CLEVELAND: Kent State University’s board of trustees gave its nod of approval Wednesday to a smoke-free campus and adding a new sports program — women’s lacrosse.

The board also approved new room and board rates for residence halls and the establishment of a center for the study of gender and sexuality.

The board held its quarterly meeting at the Ernst & Young accounting firm in Cleveland’s Flats district. The board, which often goes on the road to push its regional campus concept, met with Cleveland and Cuyahoga County leaders for breakfast prior to a day of meetings.

Kent State President Beverly Warren and her cabinet have already begun taking steps to make Kent State a smoke- and tobacco-free campus — including e-cigarettes — by July 1, 2017.

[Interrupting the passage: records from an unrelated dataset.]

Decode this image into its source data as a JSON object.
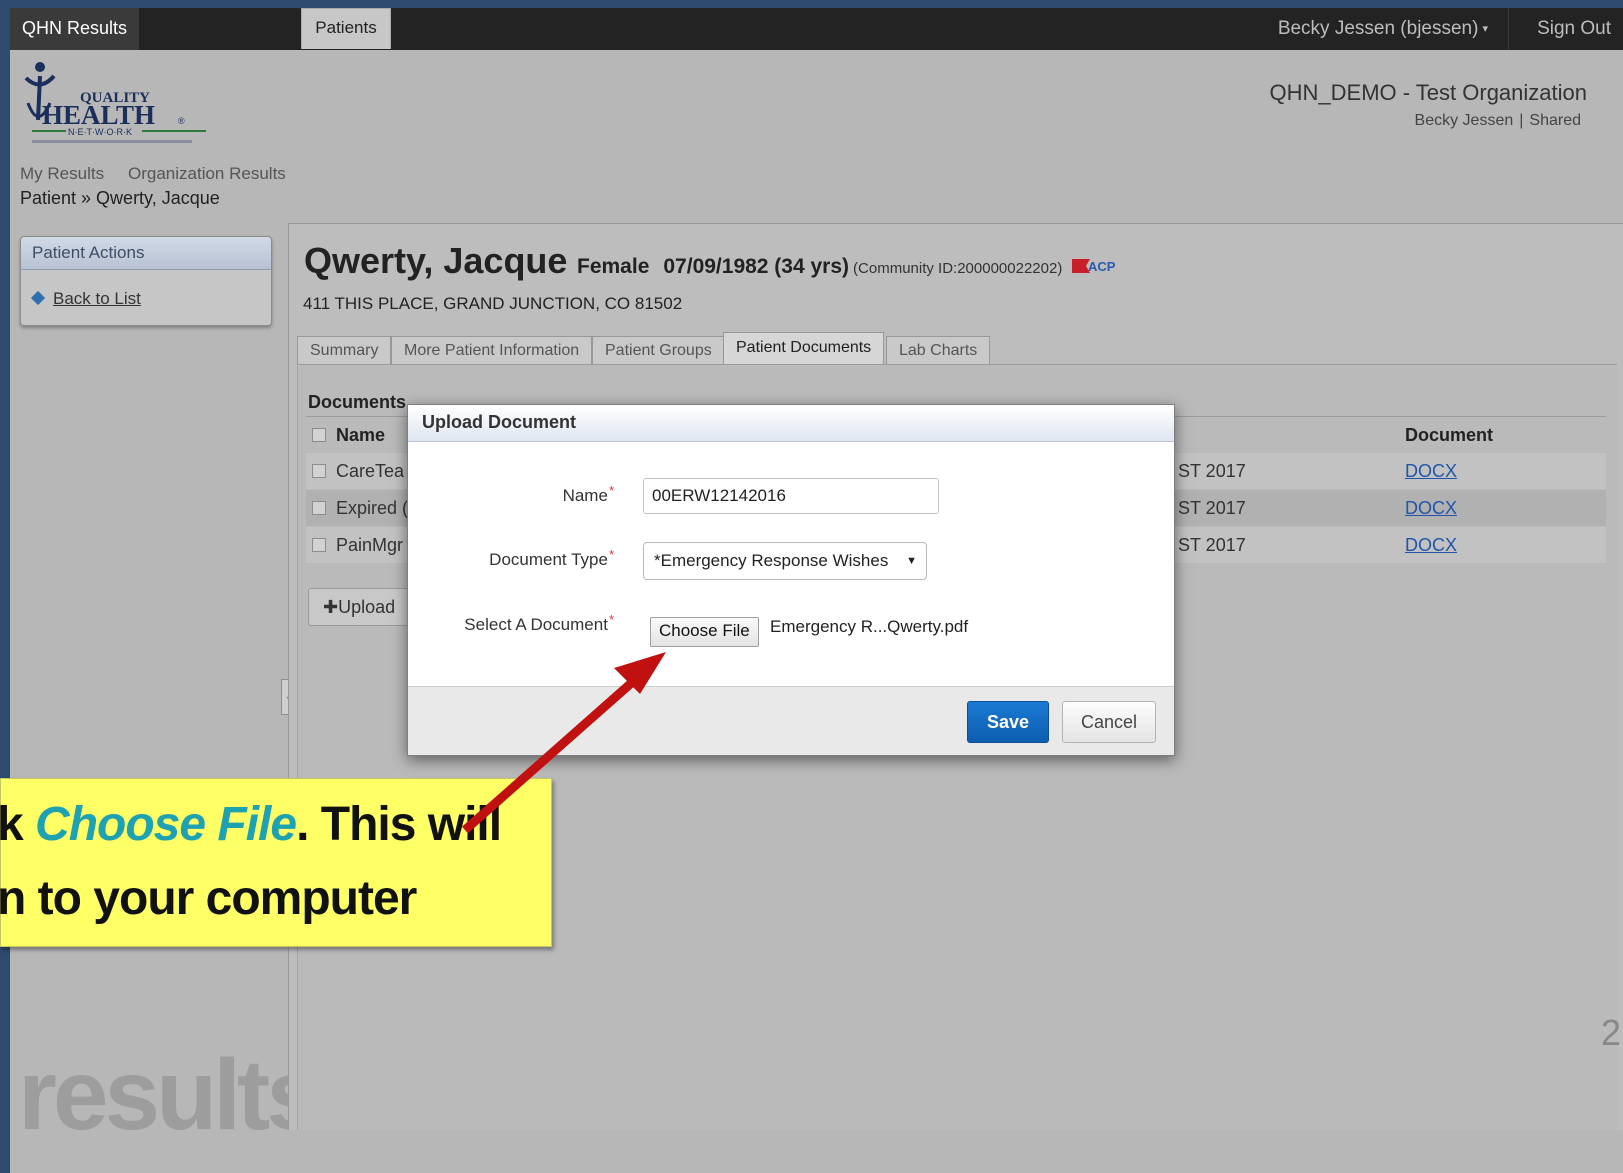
{
  "topbar": {
    "app_name": "QHN Results",
    "user_menu": "Becky Jessen (bjessen)",
    "sign_out": "Sign Out"
  },
  "header": {
    "org_name": "QHN_DEMO - Test Organization",
    "user_name": "Becky Jessen",
    "user_scope": "Shared"
  },
  "nav": {
    "items": [
      "My Results",
      "Organization Results",
      "Patients"
    ],
    "active": "Patients"
  },
  "breadcrumb": "Patient » Qwerty, Jacque",
  "sidebar": {
    "title": "Patient Actions",
    "back_link": "Back to List"
  },
  "patient": {
    "name": "Qwerty, Jacque",
    "sex": "Female",
    "dob": "07/09/1982 (34 yrs)",
    "community_id": "(Community ID:200000022202)",
    "address": "411 THIS PLACE, GRAND JUNCTION, CO 81502"
  },
  "tabs": [
    "Summary",
    "More Patient Information",
    "Patient Groups",
    "Patient Documents",
    "Lab Charts"
  ],
  "documents": {
    "title": "Documents",
    "columns": [
      "Name",
      "Document"
    ],
    "rows": [
      {
        "name": "CareTea",
        "date": "ST 2017",
        "doc": "DOCX"
      },
      {
        "name": "Expired (",
        "date": "ST 2017",
        "doc": "DOCX"
      },
      {
        "name": "PainMgr",
        "date": "ST 2017",
        "doc": "DOCX"
      }
    ],
    "upload_label": "Upload"
  },
  "modal": {
    "title": "Upload Document",
    "name_label": "Name",
    "name_value": "00ERW12142016",
    "type_label": "Document Type",
    "type_value": "*Emergency Response Wishes",
    "file_label": "Select A Document",
    "file_button": "Choose File",
    "file_name": "Emergency R...Qwerty.pdf",
    "save": "Save",
    "cancel": "Cancel",
    "required_mark": "*"
  },
  "callout": {
    "line1_prefix": "k ",
    "line1_accent": "Choose File",
    "line1_suffix": ".  This will",
    "line2": "n to your computer"
  },
  "watermark": "results",
  "page_number": "2",
  "colors": {
    "callout_bg": "#ffff66",
    "accent_text": "#1ea1b1",
    "save_button": "#0d5eb0",
    "arrow": "#c01010"
  }
}
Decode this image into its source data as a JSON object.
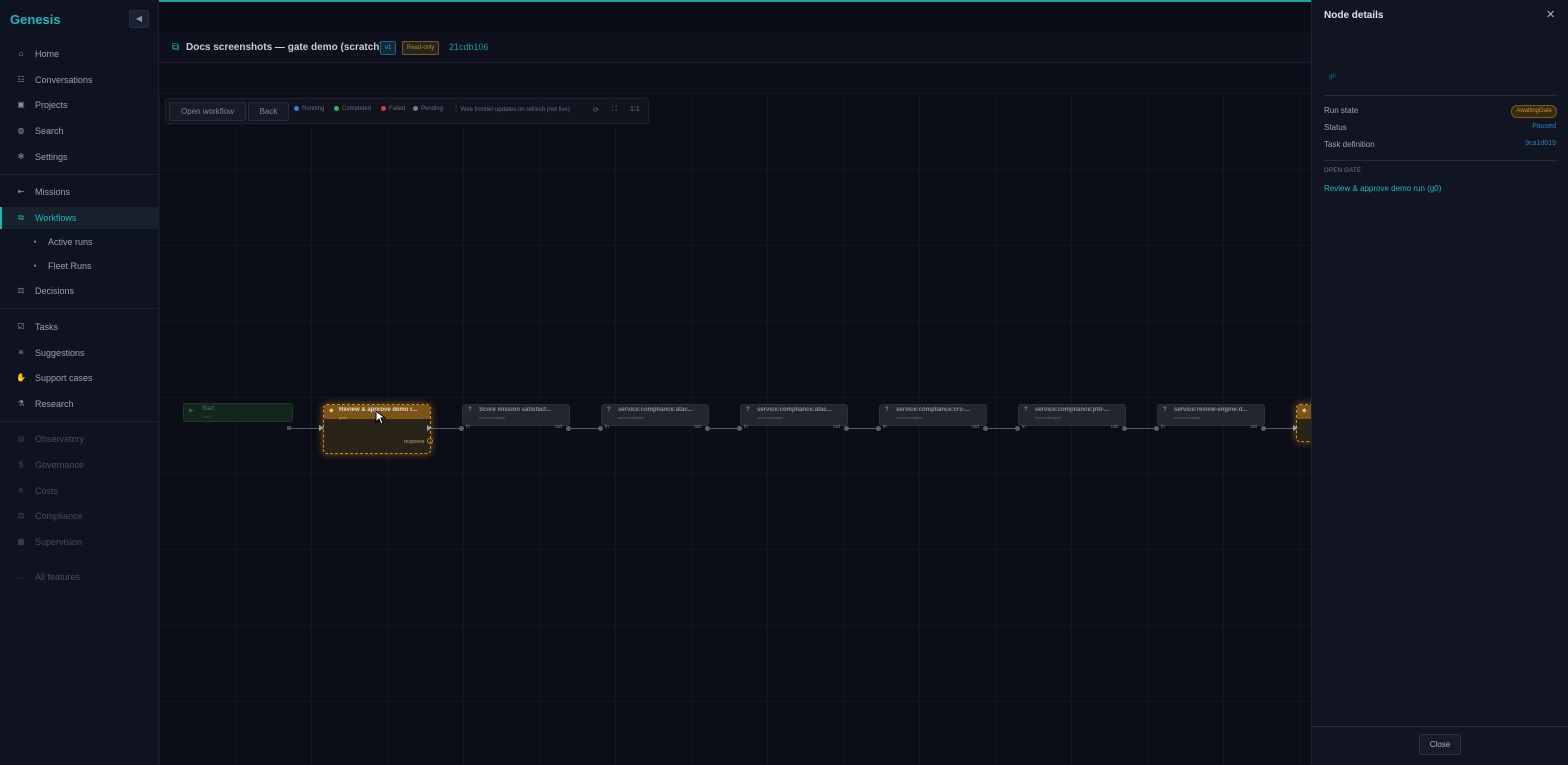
{
  "app": {
    "name": "Genesis",
    "accent": "#1fb7bc"
  },
  "sidebar": {
    "collapse_icon": "chevron-left-icon",
    "primary": [
      {
        "label": "Home",
        "icon": "home-icon"
      },
      {
        "label": "Conversations",
        "icon": "list-icon"
      },
      {
        "label": "Projects",
        "icon": "folder-icon"
      },
      {
        "label": "Search",
        "icon": "search-icon"
      },
      {
        "label": "Settings",
        "icon": "gear-icon"
      }
    ],
    "work": [
      {
        "label": "Missions",
        "icon": "arrow-icon"
      },
      {
        "label": "Workflows",
        "icon": "workflow-icon",
        "active": true
      },
      {
        "label": "Active runs",
        "icon": "dot-icon"
      },
      {
        "label": "Fleet Runs",
        "icon": "dot-icon"
      },
      {
        "label": "Decisions",
        "icon": "decision-icon"
      }
    ],
    "secondary": [
      {
        "label": "Tasks",
        "icon": "check-icon"
      },
      {
        "label": "Suggestions",
        "icon": "sparkle-icon"
      },
      {
        "label": "Support cases",
        "icon": "hand-icon"
      },
      {
        "label": "Research",
        "icon": "flask-icon"
      }
    ],
    "tertiary": [
      {
        "label": "Observatory",
        "icon": "eye-icon"
      },
      {
        "label": "Governance",
        "icon": "section-icon"
      },
      {
        "label": "Costs",
        "icon": "coin-icon"
      },
      {
        "label": "Compliance",
        "icon": "scale-icon"
      },
      {
        "label": "Supervision",
        "icon": "grid-icon"
      }
    ],
    "all_features": "All features",
    "all_features_icon": "ellipsis-icon"
  },
  "header": {
    "title": "Docs screenshots — gate demo (scratch)",
    "version_badge": "v1",
    "readonly_badge": "Read-only",
    "hash": "21cdb106"
  },
  "toolbar": {
    "open_workflow": "Open workflow",
    "back": "Back",
    "legend": [
      {
        "label": "Running",
        "color": "#3a7fd8"
      },
      {
        "label": "Completed",
        "color": "#3bb35a"
      },
      {
        "label": "Failed",
        "color": "#d04040"
      },
      {
        "label": "Pending",
        "color": "#7a7e8a"
      }
    ],
    "live_note": "Wire frontier updates on refresh (not live)",
    "zoom_label": "1:1"
  },
  "graph": {
    "start": {
      "title": "Start",
      "sub": "event"
    },
    "gate": {
      "title": "Review & approve demo r...",
      "sub": "gate",
      "port_in": "in",
      "port_out": "out",
      "response": "response"
    },
    "nodes": [
      {
        "title": "Score mission satisfact...",
        "sub": "serviceAdapter",
        "in": "in",
        "out": "out"
      },
      {
        "title": "service:compliance:atac...",
        "sub": "serviceAdapter",
        "in": "in",
        "out": "out"
      },
      {
        "title": "service:compliance:atac...",
        "sub": "serviceAdapter",
        "in": "in",
        "out": "out"
      },
      {
        "title": "service:compliance:crs-...",
        "sub": "serviceAdapter",
        "in": "in",
        "out": "out"
      },
      {
        "title": "service:compliance:pfd-...",
        "sub": "serviceAdapter",
        "in": "in",
        "out": "out"
      },
      {
        "title": "service:review-engine:d...",
        "sub": "serviceAdapter",
        "in": "in",
        "out": "out"
      }
    ]
  },
  "panel": {
    "title": "Node details",
    "node_id": "g0",
    "rows": [
      {
        "label": "Run state",
        "value": "AwaitingGate",
        "kind": "pill"
      },
      {
        "label": "Status",
        "value": "Paused",
        "kind": "text"
      },
      {
        "label": "Task definition",
        "value": "9ca1d019",
        "kind": "text"
      }
    ],
    "section_label": "OPEN GATE",
    "gate_link": "Review & approve demo run (g0)",
    "close": "Close"
  }
}
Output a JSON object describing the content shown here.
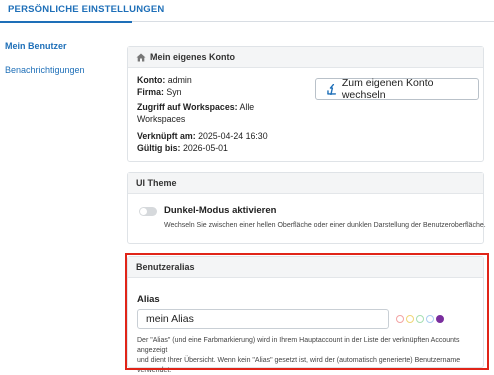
{
  "top_tab": {
    "label": "PERSÖNLICHE EINSTELLUNGEN"
  },
  "sidebar": {
    "items": [
      {
        "label": "Mein Benutzer",
        "active": true
      },
      {
        "label": "Benachrichtigungen",
        "active": false
      }
    ]
  },
  "account_card": {
    "title": "Mein eigenes Konto",
    "icon": "home-icon",
    "konto_label": "Konto:",
    "konto_value": "admin",
    "firma_label": "Firma:",
    "firma_value": "Syn",
    "workspaces_label": "Zugriff auf Workspaces:",
    "workspaces_value_1": "Alle",
    "workspaces_value_2": "Workspaces",
    "linked_label": "Verknüpft am:",
    "linked_value": "2025-04-24 16:30",
    "valid_label": "Gültig bis:",
    "valid_value": "2026-05-01",
    "switch_button": "Zum eigenen Konto wechseln",
    "switch_icon": "switch-account-icon"
  },
  "theme_card": {
    "title": "UI Theme",
    "dark_mode_label": "Dunkel-Modus aktivieren",
    "dark_mode_enabled": false,
    "dark_mode_desc": "Wechseln Sie zwischen einer hellen Oberfläche oder einer dunklen Darstellung der Benutzeroberfläche."
  },
  "alias_card": {
    "title": "Benutzeralias",
    "alias_label": "Alias",
    "alias_value": "mein Alias",
    "color_swatches": [
      {
        "name": "red",
        "color": "#f2a3a3",
        "selected": false
      },
      {
        "name": "yellow",
        "color": "#f0d676",
        "selected": false
      },
      {
        "name": "green",
        "color": "#a6dfb2",
        "selected": false
      },
      {
        "name": "blue",
        "color": "#a9cdf0",
        "selected": false
      },
      {
        "name": "purple",
        "color": "#7a2e9e",
        "selected": true
      }
    ],
    "description_1": "Der \"Alias\" (und eine Farbmarkierung) wird in Ihrem Hauptaccount in der Liste der verknüpften Accounts angezeigt",
    "description_2": "und dient Ihrer Übersicht. Wenn kein \"Alias\" gesetzt ist, wird der (automatisch generierte) Benutzername",
    "description_3": "verwendet."
  },
  "colors": {
    "accent": "#1e6fb8",
    "highlight": "#e02418"
  }
}
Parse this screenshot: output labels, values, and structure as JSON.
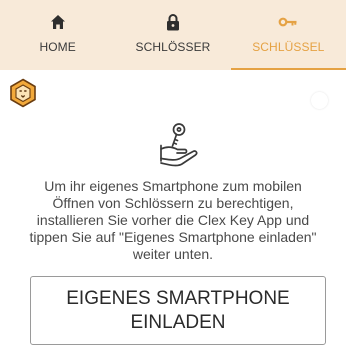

“This is an administrative policy, but we are seeking your endorsement,” Warren told the board. “It’s in support of the university’s Healthy Campus 2020 initiative.”

Shay Little, Kent State’s interim vice president for student affairs, told the board the president’s cabinet came up with seven health-conscious priorities, but will focus primarily on the no-smoking policy.

“We see changing that culture of smoking as a key tipping point of making that healthy campus change,” Little said. “We don’t think we can promote a health-and-wellness environment across campus without doing this first.”

Little said studies show that less than one and a half percent of adult smokers begin smoking after the age of 26, so there is a great potential to target the traditional age students on campus.

The university’s current policy limits smoking and tobacco use to at least 20 feet away from buildings and bans it in university vehicles.

KSU will join other campuses across the nation taking part in Wednesday’s “1Day Stand Against Tobacco.”

The Undergraduate Student Government recently passed a resolution supporting a ban on cigarettes, electronic cigarettes, oral tobacco and hookah products.

Athletics addition

Women’s lacrosse is set to become the first addition to Kent’s sports program since 1997, when women’s golf and women’s soccer were added. KSU currently has 18 sports: 10 female and 8 male programs.

KSU Athletic Director Joel Nielsen hopes to have the lacrosse team in its first competitive season in 2018-2019.

“It’s a fast-growing sport,” he said. “We’re in a hot pocket in Northeast Ohio for both men and women.”

The program will share the university’s field hockey facility; lacrosse is played during spring and field hockey in the fall.

“I don’t have to go out and fundraise and build from scratch for them to practice and compete,” he said.

Nielsen said there are 38 teams in driving distance to compete against, including Ohio State, Michigan State and Notre Dame. He said about $500,000 will be needed in seed money for scholarships, staffing and operations.

Other actions

The board signed off on new room and board fees starting in the fall semester for 25 residence halls that house about 6,500 students.

A change in the room rate structure simplifies the rates to provide more flexibility and less disparity. Some rates are going up and some are going down. The range includes decreasing rates by nearly $900 — or 15.21 percent — for a single apartment with less space to increasing a standard single room by $342 — or 9.81 percent. The standard double room will cost $3,380 per semester. The basic meal plan will cost $1,980 per semester, a $45 increase over last year.

The board also approved the creation of a center for the study of gender and sexuality that will be housed in the College of Arts and Sciences.

The purpose is to build on the successes of programs that have increased the recruitment of lesbian, gay, bisexual, transgender and queer students and meet the demand for more courses.

The center will develop a multidisciplinary Bachelor of Arts degree in gender and sexuality studies.